Na perspectiva de Suely Rolnik e Felix Guattari (2010, p. 34), “as mutações de subjetividade não operam no registro das ideologias, mas no próprio coração dos indivíduos, em sua maneira de perceber o mundo, de se articular com o tecido urbano, com os processos maquínicos do trabalho”. A questão central dos autores está em pensar os movimentos das minorias e suas práticas de resistências para além das máquinas sociais e de seus organismos de controle. Segundo eles, criam-se, ali, nas franjas, nas relações micropolíticas, práticas culturais que operam e dinamizam “novos agenciamentos coletivos de enunciação” (p. 34).

A construção da subjetividade política migra para outros lugares, produzindo novas práticas sociais, instaurando micropolíticas para além do modelo clássico de Estado e Parlamento. São lugares que revelam não só a revolta e o inconformismo, mas também o desconforto e a humilhação daqueles setores da sociedade que se sentem destituídos. São espaços de ressignificação da vida e da morte e em que se forjam experiências extremas nas quais a reinvenção da política atravessa fronteiras e emerge na textura de peles, danças, contravenções, revoltas — produzindo agenciamentos diversos daqueles que regulam e operam a “máquina social”, como diriam Guattari e Rolnik (2010).

Na denominada “década de direitos”, aquela dos anos de 1980, vale destacar a emergência dos movimentos sociais, os quais se revelavam como um drible ao Estado-fortaleza, que deve ser entendido, segundo C. N. Coutinho (1994), como aquele representativo do regime de poder criado com o golpe de 1964. Este autor, na obra Marxismo e política: A dualidade de poderes e outros ensaios (1994), inspirando-se em Gramsci, assinala que o processo de “fechamento” do Estado dentro da arena do governo e do parlamento, diante de dinâmicas de “socialização da política”, acaba por construir distâncias e linhas demarcadas entre o que é “sociedade” e o que é “política”.

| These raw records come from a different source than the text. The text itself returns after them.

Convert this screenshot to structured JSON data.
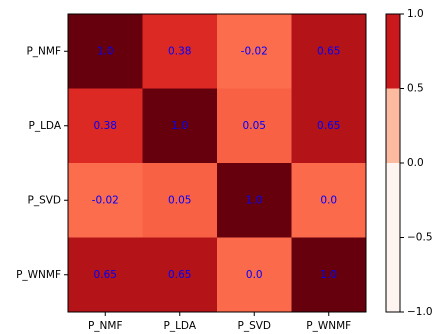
{
  "chart_data": {
    "type": "heatmap",
    "rows": [
      "P_NMF",
      "P_LDA",
      "P_SVD",
      "P_WNMF"
    ],
    "columns": [
      "P_NMF",
      "P_LDA",
      "P_SVD",
      "P_WNMF"
    ],
    "values": [
      [
        1.0,
        0.38,
        -0.02,
        0.65
      ],
      [
        0.38,
        1.0,
        0.05,
        0.65
      ],
      [
        -0.02,
        0.05,
        1.0,
        0.0
      ],
      [
        0.65,
        0.65,
        0.0,
        1.0
      ]
    ],
    "value_labels": [
      [
        "1.0",
        "0.38",
        "-0.02",
        "0.65"
      ],
      [
        "0.38",
        "1.0",
        "0.05",
        "0.65"
      ],
      [
        "-0.02",
        "0.05",
        "1.0",
        "0.0"
      ],
      [
        "0.65",
        "0.65",
        "0.0",
        "1.0"
      ]
    ],
    "value_label_color": "#0000ff",
    "colormap": "Reds",
    "colorbar": {
      "range": [
        -1.0,
        1.0
      ],
      "tick_values": [
        1.0,
        0.5,
        0.0,
        -0.5,
        -1.0
      ],
      "tick_labels": [
        "1.0",
        "0.5",
        "0.0",
        "−0.5",
        "−1.0"
      ],
      "bands": [
        {
          "from": -1.0,
          "to": 0.0,
          "color": "#fff5f0"
        },
        {
          "from": 0.0,
          "to": 0.5,
          "color": "#fcbba1"
        },
        {
          "from": 0.5,
          "to": 1.0,
          "color": "#cb181d"
        }
      ]
    },
    "title": "",
    "xlabel": "",
    "ylabel": ""
  }
}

Tais movimentos faziam surgir uma diversidade de lutas cotidianas, o que motivou alguns autores (SCHERER-WARREN; KRISCHKE, 1987) a indagarem se o recrudescimento dos mesmos sinalizaria uma “revolução no cotidiano”. Podemos indicar que estas são lutas em que “sobreviver é, por conseguinte, fugir ou romper o anonimato [...]” (CERTEAU, 1995, p. 92). Fora do campo das relações entre capital e trabalho que marcaram os movimentos sociais e as lutas sindicais e partidárias, irrompem mobilizações que mexem com as expressões psicológicas, morais e estéticas coletivas. As mais recentes delas atuam como “linhas de fuga” (DELEUZE; GUATTARI, 1997) de um cotidiano inseguro, massacrante, adornando como centelhas luminosas as fissuras do trágico. Didi-Huberman, no livro Sobrevivência dos vaga-lumes (2011, p. 27), retoma a indagação de Pasolini sobre as dificuldades dos intelectuais italianos de perceberem o alcance trágico do fascismo. Dizia o cineasta que “os intelectuais mais avançados e os mais críticos não perceberam que os vaga-lumes estão desaparecendo” (2011, p. 27). E, concluía, o verdadeiro fascismo é aquele que tem como alvo “os valores, as almas, as linguagens, os corpos do povo” (p. 29). Por esta razão, acreditamos que o desfile da Tuiuti pode atuar como um potente dispositivo de “sobrevivência dos vaga-lumes”. O desfile da política acabou por suscitar significativas pautas de debates acerca do papel dos sujeitos e da natureza de suas manifestações no atual cenário brasileiro.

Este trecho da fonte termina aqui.